The behavior of N e shows that during the SSW event the southern EIA crest shifts away from the equator, the F2-layer peak height rises by ~15 km, the F1 layer better manifests itself and more strongly affects radio wave propagation: refraction occurs at 170 and 210 km, and reflection at 250 km, which is ~30 km higher than that under quiet conditions. The refraction at 170 km has also an effect on the differential attenuation, where we can observe a slight increase in absorption (in this case, the plot for January 25 is higher than that for January 15). This suggests that the radio wave propagates at this height in the vicinity of the F1-layer peak height. We can note an increase in differential attenuation in the region of reflective absorption (it is different from zero).

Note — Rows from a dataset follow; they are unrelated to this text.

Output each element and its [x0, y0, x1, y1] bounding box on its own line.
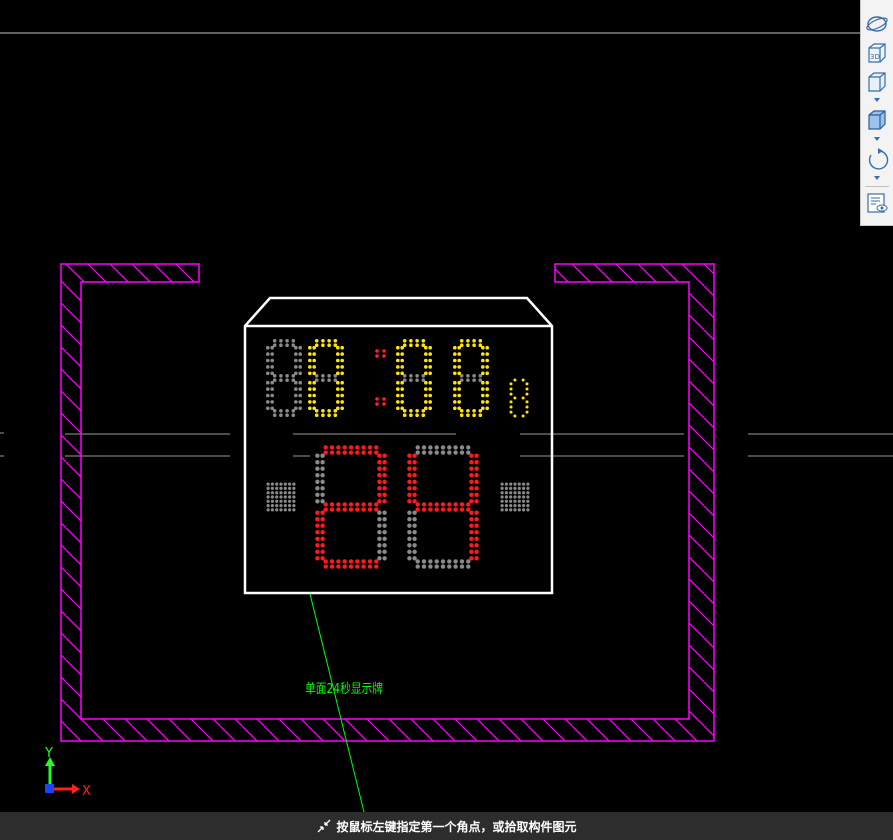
rotate-icon[interactable] — [865, 147, 889, 171]
annotation-label: 单面24秒显示牌 — [305, 681, 383, 697]
status-bar: 按鼠标左键指定第一个角点，或拾取构件图元 — [0, 812, 893, 840]
hatched-wall — [60, 263, 715, 742]
shaded-cube-icon[interactable] — [865, 108, 889, 132]
orbit-icon[interactable] — [865, 12, 889, 36]
status-prompt: 按鼠标左键指定第一个角点，或拾取构件图元 — [336, 819, 577, 834]
drawing-canvas[interactable]: 单面24秒显示牌 Y X — [0, 0, 893, 812]
axis-lines — [0, 432, 893, 457]
ucs-icon: Y X — [44, 746, 91, 799]
chevron-down-icon[interactable] — [873, 97, 881, 103]
chevron-down-icon[interactable] — [873, 136, 881, 142]
corner-select-icon — [318, 819, 331, 833]
3d-view-icon[interactable]: 3D — [865, 41, 889, 65]
ucs-y-label: Y — [44, 746, 53, 761]
view-cube-icon[interactable] — [865, 70, 889, 94]
chevron-down-icon[interactable] — [873, 175, 881, 181]
toolbar-separator — [865, 186, 889, 187]
scoreboard-outline[interactable] — [243, 296, 554, 595]
3d-label: 3D — [870, 53, 880, 61]
led-display — [266, 339, 530, 569]
leader-line — [309, 593, 365, 812]
view-toolbar: 3D — [860, 0, 893, 226]
ucs-x-label: X — [82, 784, 91, 799]
properties-display-icon[interactable] — [865, 191, 889, 215]
cad-drawing[interactable]: 单面24秒显示牌 Y X — [0, 0, 893, 812]
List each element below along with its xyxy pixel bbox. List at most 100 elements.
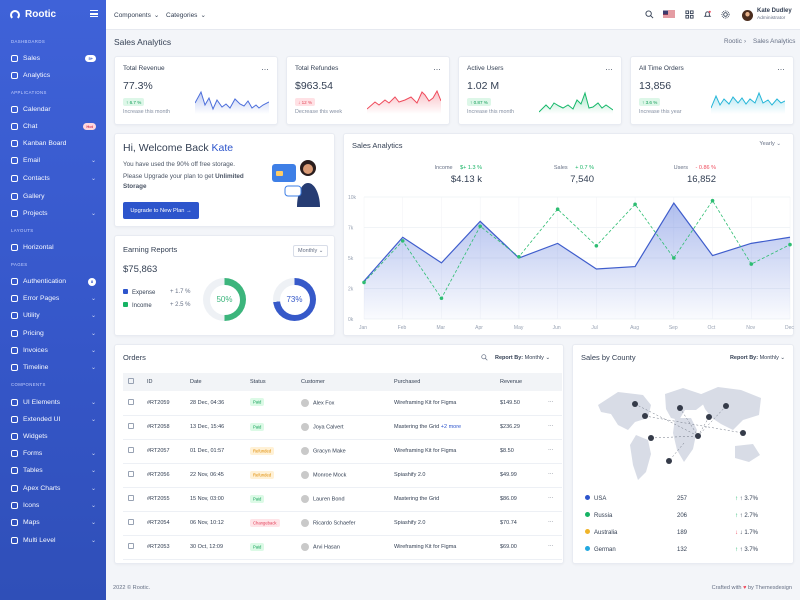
sidebar-item-pricing[interactable]: Pricing ⌄ <box>11 326 96 341</box>
search-icon[interactable] <box>645 10 654 19</box>
table-row[interactable]: #RT2055 15 Nov, 03:00 Paid Lauren Bond Maste… <box>123 487 562 512</box>
menu-toggle-icon[interactable] <box>90 10 98 17</box>
country-row-russia[interactable]: Russia 206 ↑ ↑ 2.7% <box>585 507 783 524</box>
row-checkbox[interactable] <box>128 398 134 405</box>
table-row[interactable]: #RT2059 28 Dec, 04:36 Paid Alex Fox Wirefram… <box>123 391 562 416</box>
table-row[interactable]: #RT2058 13 Dec, 15:46 Paid Joya Calvert Mast… <box>123 415 562 440</box>
table-row[interactable]: #RT2054 06 Nov, 10:12 Changeback Ricardo Sc… <box>123 511 562 536</box>
sidebar-item-calendar[interactable]: Calendar <box>11 102 96 117</box>
breadcrumb-root[interactable]: Rootic <box>724 38 742 45</box>
data-point[interactable] <box>555 207 560 211</box>
data-point[interactable] <box>788 242 792 247</box>
sidebar-item-extended-ui[interactable]: Extended UI ⌄ <box>11 412 96 427</box>
purchased-column[interactable]: Purchased <box>394 373 500 391</box>
row-actions-icon[interactable]: ⋯ <box>548 439 562 464</box>
us-flag-icon[interactable] <box>663 10 675 19</box>
data-point[interactable] <box>710 198 715 203</box>
row-actions-icon[interactable]: ⋯ <box>548 415 562 440</box>
id-column[interactable]: ID <box>147 373 190 391</box>
row-actions-icon[interactable]: ⋯ <box>548 511 562 536</box>
apex-icon <box>11 485 18 492</box>
components-menu[interactable]: Components ⌄ <box>114 11 160 20</box>
row-checkbox[interactable] <box>128 423 134 429</box>
row-actions-icon[interactable]: ⋯ <box>548 391 562 416</box>
row-actions-icon[interactable]: ⋯ <box>548 487 562 512</box>
data-point[interactable] <box>478 224 482 229</box>
data-point[interactable] <box>517 254 521 259</box>
data-point[interactable] <box>633 202 637 207</box>
more-icon[interactable]: … <box>433 63 441 72</box>
country-row-german[interactable]: German 132 ↑ ↑ 3.7% <box>585 541 783 558</box>
sidebar-item-widgets[interactable]: Widgets <box>11 429 96 444</box>
customer-column[interactable]: Customer <box>301 373 394 391</box>
search-icon[interactable] <box>481 354 488 361</box>
sidebar-item-tables[interactable]: Tables ⌄ <box>11 463 96 478</box>
sidebar-item-ui-elements[interactable]: UI Elements ⌄ <box>11 395 96 410</box>
more-icon[interactable]: … <box>777 63 785 72</box>
sidebar-item-invoices[interactable]: Invoices ⌄ <box>11 343 96 358</box>
row-checkbox[interactable] <box>128 447 134 453</box>
country-row-usa[interactable]: USA 257 ↑ ↑ 3.7% <box>585 490 783 507</box>
upgrade-plan-button[interactable]: Upgrade to New Plan → <box>123 202 199 219</box>
sidebar-item-timeline[interactable]: Timeline ⌄ <box>11 360 96 375</box>
row-checkbox[interactable] <box>128 495 134 501</box>
row-checkbox[interactable] <box>128 471 134 477</box>
sidebar-item-icons[interactable]: Icons ⌄ <box>11 498 96 513</box>
categories-menu[interactable]: Categories ⌄ <box>166 11 206 20</box>
data-point[interactable] <box>672 256 676 260</box>
table-row[interactable]: #RT2056 22 Nov, 06:45 Refunded Monroe Mock S… <box>123 463 562 488</box>
sales-analytics-card: Sales Analytics Yearly ⌄ Income $+ 1.3 %… <box>343 133 794 336</box>
select-all-checkbox[interactable] <box>128 378 134 384</box>
data-point[interactable] <box>400 239 405 243</box>
earning-period-select[interactable]: Monthly ⌄ <box>293 245 329 257</box>
sidebar-item-authentication[interactable]: Authentication 8 <box>11 274 96 289</box>
apps-grid-icon[interactable] <box>685 10 694 19</box>
user-avatar[interactable] <box>742 10 753 21</box>
sidebar-item-multi-level[interactable]: Multi Level ⌄ <box>11 533 96 548</box>
sidebar-item-contacts[interactable]: Contacts ⌄ <box>11 171 96 186</box>
expense-legend: Expense <box>123 289 155 296</box>
y-tick-label: 5k <box>348 256 354 262</box>
sidebar-item-email[interactable]: Email ⌄ <box>11 153 96 168</box>
sidebar-item-sales[interactable]: Sales 5+ <box>11 51 96 66</box>
more-icon[interactable]: … <box>605 63 613 72</box>
table-row[interactable]: #RT2057 01 Dec, 01:57 Refunded Gracyn Make W… <box>123 439 562 464</box>
gear-icon[interactable] <box>721 10 730 19</box>
x-tick-label: May <box>514 325 524 331</box>
x-tick-label: Dec <box>785 325 794 331</box>
status-column[interactable]: Status <box>250 373 301 391</box>
sidebar-item-utility[interactable]: Utility ⌄ <box>11 308 96 323</box>
chevron-down-icon: ⌄ <box>153 12 160 19</box>
row-actions-icon[interactable]: ⋯ <box>548 463 562 488</box>
data-point[interactable] <box>749 262 754 266</box>
sidebar-item-maps[interactable]: Maps ⌄ <box>11 515 96 530</box>
footer-copyright: 2022 © Rootic. <box>113 585 151 591</box>
data-point[interactable] <box>362 280 366 285</box>
row-checkbox[interactable] <box>128 543 134 549</box>
sidebar-item-analytics[interactable]: Analytics <box>11 68 96 83</box>
date-column[interactable]: Date <box>190 373 250 391</box>
orders-report-select[interactable]: Report By: Monthly ⌄ <box>495 355 550 361</box>
sidebar-item-forms[interactable]: Forms ⌄ <box>11 446 96 461</box>
sidebar-item-horizontal[interactable]: Horizontal <box>11 240 96 255</box>
data-point[interactable] <box>594 244 599 248</box>
user-name[interactable]: Kate Dudley <box>757 8 792 14</box>
sidebar-item-gallery[interactable]: Gallery <box>11 189 96 204</box>
more-icon[interactable]: … <box>261 63 269 72</box>
revenue-column[interactable]: Revenue <box>500 373 548 391</box>
county-report-select[interactable]: Report By: Monthly ⌄ <box>730 355 785 361</box>
table-row[interactable]: #RT2053 30 Oct, 12:09 Paid Arvi Hasan Wirefr… <box>123 535 562 560</box>
row-actions-icon[interactable]: ⋯ <box>548 535 562 560</box>
country-row-australia[interactable]: Australia 189 ↓ ↓ 1.7% <box>585 524 783 541</box>
sidebar-item-projects[interactable]: Projects ⌄ <box>11 206 96 221</box>
bell-icon[interactable] <box>703 10 712 19</box>
sidebar-item-chat[interactable]: Chat Hot <box>11 119 96 134</box>
sidebar-item-apex-charts[interactable]: Apex Charts ⌄ <box>11 481 96 496</box>
avatar <box>301 423 309 431</box>
sidebar-item-error-pages[interactable]: Error Pages ⌄ <box>11 291 96 306</box>
sidebar-item-kanban-board[interactable]: Kanban Board <box>11 136 96 151</box>
sales-period-select[interactable]: Yearly ⌄ <box>759 141 781 147</box>
brand-logo[interactable]: Rootic <box>10 9 56 20</box>
data-point[interactable] <box>439 296 444 301</box>
row-checkbox[interactable] <box>128 519 134 525</box>
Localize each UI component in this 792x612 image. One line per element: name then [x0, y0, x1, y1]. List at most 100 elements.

Let us now consider the results obtained for the second hypothetical station. We will not consider them as thoroughly as for the first station because the same trends were obtained for the second station: during a warming event the number of ray paths arriving at Earth’s surface decreases, the operating frequency decreases, and the range of single-hop paths increases. Examine only one example for the frequency of 8.5 MHz and the elevation angle of 30° (Figure 8), similar to the results presented in Figures 6 and 7. Isolines of N e indicate the presence of two EIA crests, which shift from the equator during the warming event. The N e decrease at the equator deepens. This leads to the fact that the ray path of interest, which comes to Earth’s surface under quiet conditions, passes through the ionosphere during the SSW event, refracting on its way in the F1 and F2 layers, and, deviating from the EIA crest, goes upward. It is evident that in the vicinity of Φ=6° there is an increase in differential attenuation caused by propagation occurring in the region where N _e is maximum for the path. Analyzing the plot, we can say that the maximum attenuation takes place in regions of non-reflective absorption. For this case, also during the SSW event, there is a slight (~ 3%) increase in absorption as compared to quiet conditions.

Figure 8. The same as in Figure 6 for the second station transmitting radio waves with f =8.5 MHz, α=30°, and β=0°

CONCLUSION

We have examined peculiarities of ray paths of HF radio wave propagation in the ionosphere during the January 23–27, 2009 SSW event. During this event, the electron density in the equatorial anomaly crests decreased, thus increasing the number of paths passing through the ionosphere and the length of one jump (by approximately 4° in latitude). We have shown that during the warming event, deviation of ray paths from the great-circle arc increased as compared to quiet conditions. The calculation results indicate that during the 2009 SSW event, the attenuation slightly increased by 5%, most likely due to changes in the composition of the neutral atmosphere during the warming event.

However, the question remains open about the correct modeling of the medium during the SSW event at heights below 180 km.

The study was supported by the Russian Foundation for Basic Research (RFBR), grant No. 14-0500578. The work was conducted under the project “Physical mechanisms of the formation of response of the upper atmosphere and ionosphere to processes in the lower atmosphere and on Earth’s surface” (state task of the Ministry of Education and Science of the Russian Federation, the competitive part, task No. 3.1127.2014/K).